What is the community most concerned about?
Keep communications going.
One failure is to complete extensive consultation with a community when you want an answer from them. You get what you need and that’s it, don’t engage with them again. Maybe in six months time you start building your project and can’t understand why the community aren’t happy to see you.
Be prepared to provide answers on anything the community ask you that is related to your organization or what you project is doing.
This takes time and effort on your part, but certainly helps to build trust.
Community A is concerned about the buses and the infrequency of the service. You work for a territorial authority who has nothing to do with the bus contract that is run by the regional council. However, you agree to get the answer and talk to the regional council yourself and find out the answer and respond to the community.
Congratulations, you have now become a trusted source of information for the community.

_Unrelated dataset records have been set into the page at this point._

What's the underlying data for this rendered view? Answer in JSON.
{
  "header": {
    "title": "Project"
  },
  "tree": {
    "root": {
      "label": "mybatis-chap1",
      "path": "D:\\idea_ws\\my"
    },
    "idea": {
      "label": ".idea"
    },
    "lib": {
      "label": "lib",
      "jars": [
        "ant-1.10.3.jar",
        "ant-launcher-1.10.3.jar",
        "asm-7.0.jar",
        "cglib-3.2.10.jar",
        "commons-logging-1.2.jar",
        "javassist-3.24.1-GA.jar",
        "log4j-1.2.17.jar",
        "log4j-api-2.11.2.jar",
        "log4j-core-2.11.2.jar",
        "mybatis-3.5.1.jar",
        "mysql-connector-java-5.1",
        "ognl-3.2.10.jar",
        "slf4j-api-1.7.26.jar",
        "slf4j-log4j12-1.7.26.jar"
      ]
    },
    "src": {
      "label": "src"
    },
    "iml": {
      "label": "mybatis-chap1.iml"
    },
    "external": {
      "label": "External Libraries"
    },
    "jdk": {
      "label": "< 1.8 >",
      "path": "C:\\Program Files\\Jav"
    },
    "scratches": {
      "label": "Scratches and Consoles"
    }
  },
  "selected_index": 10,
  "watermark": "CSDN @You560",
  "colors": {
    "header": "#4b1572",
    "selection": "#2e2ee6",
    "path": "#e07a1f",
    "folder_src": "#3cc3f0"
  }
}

This means they will not only listen to you, but are also more likely to come back to you when they hear anything different to the information you are sharing with them.

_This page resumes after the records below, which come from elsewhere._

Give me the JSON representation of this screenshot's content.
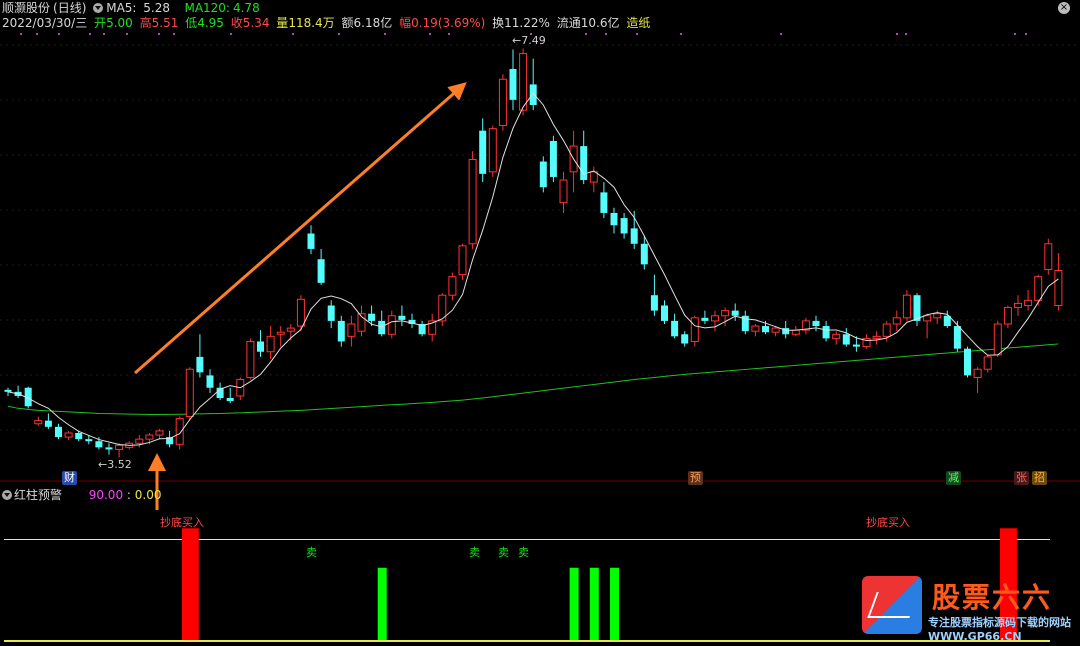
{
  "header": {
    "stock_name": "顺灏股份",
    "period": "(日线)",
    "ma5_label": "MA5:",
    "ma5_value": "5.28",
    "ma120_label": "MA120:",
    "ma120_value": "4.78",
    "date": "2022/03/30/三",
    "open_label": "开",
    "open_value": "5.00",
    "high_label": "高",
    "high_value": "5.51",
    "low_label": "低",
    "low_value": "4.95",
    "close_label": "收",
    "close_value": "5.34",
    "volume_label": "量",
    "volume_value": "118.4万",
    "amount_label": "额",
    "amount_value": "6.18亿",
    "change_label": "幅",
    "change_value": "0.19(3.69%)",
    "turnover_label": "换",
    "turnover_value": "11.22%",
    "float_label": "流通",
    "float_value": "10.6亿",
    "sector": "造纸"
  },
  "price_labels": {
    "high_tag": "7.49",
    "low_tag": "3.52"
  },
  "event_badges": {
    "cai": "财",
    "yu": "预",
    "jian": "减",
    "zhang": "张",
    "jiao": "招"
  },
  "indicator": {
    "name": "红柱预警",
    "value1": "90.00",
    "value2": "0.00",
    "buy_label_left": "抄底买入",
    "buy_label_right": "抄底买入",
    "sell_label": "卖"
  },
  "watermark": {
    "title": "股票六六",
    "subtitle": "专注股票指标源码下载的网站 WWW.GP66.CN"
  },
  "colors": {
    "up": "#ff3232",
    "down": "#54fcfc",
    "ma5": "#e0e0e0",
    "ma120": "#20c020",
    "signal_red": "#ff0000",
    "signal_green": "#00ff00",
    "arrow": "#ff7f27",
    "baseline": "#e8e84a"
  },
  "chart_data": {
    "type": "candlestick",
    "price_range": [
      3.4,
      7.65
    ],
    "candles": [
      [
        4.18,
        4.2,
        4.12,
        4.16
      ],
      [
        4.16,
        4.22,
        4.1,
        4.12
      ],
      [
        4.2,
        4.21,
        4.0,
        4.02
      ],
      [
        3.85,
        3.92,
        3.83,
        3.88
      ],
      [
        3.88,
        3.95,
        3.8,
        3.82
      ],
      [
        3.82,
        3.85,
        3.7,
        3.72
      ],
      [
        3.72,
        3.78,
        3.69,
        3.76
      ],
      [
        3.76,
        3.78,
        3.68,
        3.7
      ],
      [
        3.7,
        3.74,
        3.65,
        3.68
      ],
      [
        3.68,
        3.72,
        3.6,
        3.62
      ],
      [
        3.62,
        3.66,
        3.55,
        3.6
      ],
      [
        3.6,
        3.66,
        3.52,
        3.64
      ],
      [
        3.62,
        3.68,
        3.6,
        3.66
      ],
      [
        3.66,
        3.74,
        3.62,
        3.7
      ],
      [
        3.7,
        3.76,
        3.65,
        3.74
      ],
      [
        3.74,
        3.8,
        3.7,
        3.78
      ],
      [
        3.72,
        3.78,
        3.62,
        3.65
      ],
      [
        3.65,
        3.92,
        3.6,
        3.9
      ],
      [
        3.92,
        4.4,
        3.88,
        4.38
      ],
      [
        4.5,
        4.72,
        4.3,
        4.35
      ],
      [
        4.32,
        4.38,
        4.15,
        4.2
      ],
      [
        4.2,
        4.25,
        4.08,
        4.1
      ],
      [
        4.1,
        4.2,
        4.05,
        4.07
      ],
      [
        4.12,
        4.3,
        4.08,
        4.28
      ],
      [
        4.3,
        4.68,
        4.28,
        4.65
      ],
      [
        4.65,
        4.76,
        4.5,
        4.55
      ],
      [
        4.55,
        4.8,
        4.48,
        4.7
      ],
      [
        4.72,
        4.8,
        4.6,
        4.74
      ],
      [
        4.75,
        4.82,
        4.66,
        4.78
      ],
      [
        4.8,
        5.1,
        4.75,
        5.06
      ],
      [
        5.7,
        5.78,
        5.5,
        5.55
      ],
      [
        5.45,
        5.55,
        5.2,
        5.22
      ],
      [
        5.0,
        5.05,
        4.78,
        4.85
      ],
      [
        4.85,
        4.9,
        4.6,
        4.65
      ],
      [
        4.7,
        4.9,
        4.6,
        4.82
      ],
      [
        4.75,
        5.0,
        4.7,
        4.92
      ],
      [
        4.92,
        5.0,
        4.8,
        4.85
      ],
      [
        4.85,
        4.95,
        4.7,
        4.72
      ],
      [
        4.72,
        4.95,
        4.68,
        4.9
      ],
      [
        4.9,
        5.0,
        4.8,
        4.86
      ],
      [
        4.86,
        4.92,
        4.78,
        4.82
      ],
      [
        4.82,
        4.85,
        4.7,
        4.72
      ],
      [
        4.72,
        4.92,
        4.65,
        4.85
      ],
      [
        4.85,
        5.12,
        4.8,
        5.1
      ],
      [
        5.1,
        5.32,
        5.05,
        5.28
      ],
      [
        5.3,
        5.6,
        5.25,
        5.58
      ],
      [
        5.6,
        6.5,
        5.55,
        6.42
      ],
      [
        6.7,
        6.82,
        6.2,
        6.28
      ],
      [
        6.3,
        6.75,
        6.25,
        6.72
      ],
      [
        6.75,
        7.25,
        6.7,
        7.2
      ],
      [
        7.3,
        7.49,
        6.9,
        7.0
      ],
      [
        6.9,
        7.5,
        6.85,
        7.45
      ],
      [
        7.15,
        7.4,
        6.9,
        6.95
      ],
      [
        6.4,
        6.45,
        6.1,
        6.15
      ],
      [
        6.6,
        6.65,
        6.2,
        6.25
      ],
      [
        6.0,
        6.3,
        5.9,
        6.22
      ],
      [
        6.3,
        6.7,
        6.1,
        6.55
      ],
      [
        6.55,
        6.7,
        6.18,
        6.22
      ],
      [
        6.2,
        6.35,
        6.1,
        6.3
      ],
      [
        6.1,
        6.2,
        5.85,
        5.9
      ],
      [
        5.9,
        5.95,
        5.7,
        5.78
      ],
      [
        5.85,
        5.9,
        5.65,
        5.7
      ],
      [
        5.75,
        5.92,
        5.55,
        5.6
      ],
      [
        5.6,
        5.68,
        5.35,
        5.4
      ],
      [
        5.1,
        5.3,
        4.9,
        4.95
      ],
      [
        5.0,
        5.05,
        4.82,
        4.85
      ],
      [
        4.85,
        4.92,
        4.68,
        4.7
      ],
      [
        4.72,
        4.75,
        4.6,
        4.63
      ],
      [
        4.65,
        4.9,
        4.6,
        4.88
      ],
      [
        4.88,
        4.95,
        4.82,
        4.85
      ],
      [
        4.85,
        4.95,
        4.75,
        4.9
      ],
      [
        4.9,
        4.98,
        4.8,
        4.95
      ],
      [
        4.95,
        5.02,
        4.85,
        4.9
      ],
      [
        4.9,
        4.95,
        4.72,
        4.75
      ],
      [
        4.75,
        4.82,
        4.7,
        4.8
      ],
      [
        4.8,
        4.85,
        4.72,
        4.74
      ],
      [
        4.74,
        4.8,
        4.7,
        4.78
      ],
      [
        4.78,
        4.85,
        4.68,
        4.72
      ],
      [
        4.72,
        4.8,
        4.7,
        4.76
      ],
      [
        4.76,
        4.88,
        4.72,
        4.85
      ],
      [
        4.85,
        4.9,
        4.75,
        4.8
      ],
      [
        4.8,
        4.85,
        4.65,
        4.68
      ],
      [
        4.68,
        4.75,
        4.62,
        4.72
      ],
      [
        4.72,
        4.78,
        4.6,
        4.62
      ],
      [
        4.62,
        4.7,
        4.55,
        4.6
      ],
      [
        4.6,
        4.72,
        4.58,
        4.68
      ],
      [
        4.68,
        4.75,
        4.62,
        4.7
      ],
      [
        4.7,
        4.85,
        4.65,
        4.82
      ],
      [
        4.82,
        4.95,
        4.75,
        4.88
      ],
      [
        4.88,
        5.15,
        4.85,
        5.1
      ],
      [
        5.1,
        5.12,
        4.8,
        4.85
      ],
      [
        4.85,
        4.92,
        4.68,
        4.9
      ],
      [
        4.88,
        4.95,
        4.82,
        4.92
      ],
      [
        4.9,
        4.95,
        4.78,
        4.8
      ],
      [
        4.8,
        4.85,
        4.55,
        4.58
      ],
      [
        4.58,
        4.6,
        4.3,
        4.32
      ],
      [
        4.3,
        4.4,
        4.15,
        4.38
      ],
      [
        4.38,
        4.52,
        4.35,
        4.5
      ],
      [
        4.52,
        4.85,
        4.5,
        4.82
      ],
      [
        4.82,
        5.0,
        4.78,
        4.98
      ],
      [
        4.98,
        5.1,
        4.9,
        5.02
      ],
      [
        5.0,
        5.15,
        4.95,
        5.05
      ],
      [
        5.05,
        5.3,
        5.0,
        5.28
      ],
      [
        5.35,
        5.65,
        5.3,
        5.6
      ],
      [
        5.0,
        5.51,
        4.95,
        5.34
      ]
    ],
    "ma120": [
      4.02,
      4.0,
      3.99,
      3.98,
      3.975,
      3.97,
      3.965,
      3.96,
      3.955,
      3.95,
      3.948,
      3.946,
      3.944,
      3.942,
      3.94,
      3.94,
      3.941,
      3.942,
      3.944,
      3.946,
      3.948,
      3.95,
      3.953,
      3.956,
      3.96,
      3.964,
      3.968,
      3.972,
      3.976,
      3.98,
      3.986,
      3.992,
      3.998,
      4.004,
      4.01,
      4.016,
      4.022,
      4.028,
      4.034,
      4.04,
      4.046,
      4.052,
      4.058,
      4.065,
      4.072,
      4.08,
      4.09,
      4.1,
      4.112,
      4.124,
      4.136,
      4.148,
      4.16,
      4.172,
      4.184,
      4.196,
      4.208,
      4.22,
      4.232,
      4.244,
      4.256,
      4.268,
      4.28,
      4.29,
      4.3,
      4.31,
      4.32,
      4.33,
      4.338,
      4.346,
      4.354,
      4.362,
      4.37,
      4.378,
      4.386,
      4.394,
      4.402,
      4.41,
      4.418,
      4.426,
      4.434,
      4.442,
      4.45,
      4.458,
      4.466,
      4.474,
      4.482,
      4.49,
      4.498,
      4.506,
      4.514,
      4.522,
      4.53,
      4.538,
      4.546,
      4.554,
      4.562,
      4.57,
      4.578,
      4.586,
      4.594,
      4.602,
      4.61,
      4.618,
      4.626
    ],
    "indicator_bars": {
      "red": [
        18,
        99
      ],
      "green": [
        37,
        56,
        58,
        60
      ],
      "range": [
        0,
        110
      ],
      "red_value": 100,
      "green_value": 65
    }
  }
}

Sometimes within a community there are people who are very passionate about their community and if you’re extra lucky even about the work you are doing. For example putting in a cycle lane for their children to get to school safely. If you share information with them and build trust in a relationship, they can become project champions.
More often than not, you can go into a community with a potential solution that some sectors of the community are not keen on and others are.
The key for getting change in this situation is to work with key people from different sides and get them in the same room to understand each others point of view. Can they find a compromise that will work for everyone?